In May 2007, the Board of Directors approved the adoption of a new incentive compensation plan.  This new plan was effective for fiscal year 2007 and replaced a previous plan.  Under the plan, bonuses are payable quarterly in an amount not to exceed 18% of the Company’s Income from Operations for any period, subject to the Company achieving a minimum quarterly Income from Operations of at least $500,000.  For fiscal years 2013 and 2012, the Board determined that the aggregate amount of incentive compensation available under the Plan shall be equal to 16% of the Company’s Income from Operations.  The bonus pool is allocated to executives according to a specified formula, with a portion allocated to a middle management group determined by the Executive Committee of the Board of Directors.
 
The Company expensed a total of $286,000 and $305,000 to the participants of the bonus pool for 2013 and 2012, respectively. 
 
In July 2010, the Company’s Reliv Europe subsidiary entered into a long-term performance-based incentive compensation agreement with the subsidiary’s senior managers.  The valuation of the compensation agreement is an EBITDA-based formula derived from the subsidiary’s financial performance and vests in 20% annual increments which began in April 2011.  The amount of the incentive, if any, varies in accordance with a 24-month look-back of the subsidiary’s financial performance and the vesting provisions.  Upon initial vesting, a manager may elect to exercise his/her put option to receive in cash some or all of his/her respective share of the incentive.  Beginning April 2015, the Company may exercise a call option on one or more of the manager’s incentive amount; redeeming such amount in cash or a combination of cash and the Company’s common stock, depending upon the amount of the vested incentive.  In the fourth quarter of 2012, the subsidiary’s 24-month financial performance became positive, and remained positive throughout 2013, resulting in the recognition of compensation expense of $440,500 and $88,500 for 2013 and 2012, respectively, as presented within Selling, General, and Administrative in the accompanying consolidated statements of net income and comprehensive income.  At December 31, 2013 and 2012, accrued compensation was $529,000 and $88,500, respectively, and was included in “Other Non-Current Liabilities” in the accompanying consolidated balance sheets.
 
The Company sponsors a Supplemental Executive Retirement Plan (SERP) to allow certain executives to defer a portion of their annual salary and bonus into a grantor trust.  A grantor trust was established to hold the assets of the SERP.  The Company funds the grantor trust by paying the amount deferred by the participant into the trust at the time of deferral.  Investment earnings and losses accrue to the benefit or detriment of the participants.  The SERP also provides for a discretionary matching contribution by the Company not to exceed 100% of the participant’s annual contribution.  In 2013 and 2012, the Company did not provide a match.

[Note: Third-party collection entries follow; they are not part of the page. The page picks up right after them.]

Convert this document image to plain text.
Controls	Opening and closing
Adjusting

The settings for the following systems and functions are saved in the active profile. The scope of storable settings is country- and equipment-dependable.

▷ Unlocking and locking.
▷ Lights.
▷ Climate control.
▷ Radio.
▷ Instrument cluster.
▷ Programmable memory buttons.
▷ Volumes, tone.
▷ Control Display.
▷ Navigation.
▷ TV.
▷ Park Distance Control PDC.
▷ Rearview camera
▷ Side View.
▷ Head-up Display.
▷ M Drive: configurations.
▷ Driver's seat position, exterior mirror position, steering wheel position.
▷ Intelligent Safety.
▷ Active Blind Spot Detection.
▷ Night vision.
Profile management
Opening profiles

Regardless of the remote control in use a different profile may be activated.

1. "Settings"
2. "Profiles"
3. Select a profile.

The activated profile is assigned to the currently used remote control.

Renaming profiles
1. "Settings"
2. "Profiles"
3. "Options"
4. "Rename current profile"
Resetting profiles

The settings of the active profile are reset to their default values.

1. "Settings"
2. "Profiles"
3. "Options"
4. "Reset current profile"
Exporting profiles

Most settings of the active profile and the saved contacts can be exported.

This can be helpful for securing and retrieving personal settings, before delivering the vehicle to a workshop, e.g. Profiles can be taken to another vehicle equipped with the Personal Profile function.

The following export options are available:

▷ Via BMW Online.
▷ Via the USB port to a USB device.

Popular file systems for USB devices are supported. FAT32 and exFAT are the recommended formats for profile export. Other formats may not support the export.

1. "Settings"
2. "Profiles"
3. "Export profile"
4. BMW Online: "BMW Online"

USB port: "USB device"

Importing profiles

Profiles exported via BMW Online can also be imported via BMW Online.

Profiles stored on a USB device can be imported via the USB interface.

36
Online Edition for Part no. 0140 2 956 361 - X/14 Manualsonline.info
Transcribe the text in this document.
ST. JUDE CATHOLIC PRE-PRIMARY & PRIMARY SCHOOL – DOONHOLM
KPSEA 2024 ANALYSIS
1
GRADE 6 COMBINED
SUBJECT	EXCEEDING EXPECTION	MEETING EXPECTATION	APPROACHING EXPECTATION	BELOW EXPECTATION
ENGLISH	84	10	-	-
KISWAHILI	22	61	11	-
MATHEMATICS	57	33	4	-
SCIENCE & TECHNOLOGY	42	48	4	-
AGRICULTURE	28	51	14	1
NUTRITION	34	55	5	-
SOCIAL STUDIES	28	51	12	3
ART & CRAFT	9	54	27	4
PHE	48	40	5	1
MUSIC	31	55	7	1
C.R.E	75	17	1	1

The participants fully vest in the deferred compensation three years from the date they enter the SERP. The participants are not eligible to receive distribution under the SERP until retirement, death, or disability of the participant.  At December 31, 2013 and 2012, SERP assets were $278,000 and $206,000, respectively, and are included in “Other Assets” in the accompanying consolidated balance sheets. At December 31, 2013 and 2012, SERP liabilities were $287,000 and $211,000, respectively, and are included in “Other Non-Current Liabilities” in the accompanying consolidated balance sheets.  The changes in the balances of SERP assets and SERP liabilities during 2013 and 2012 were due to net realized and unrealized investment gains/losses incurred by the plan.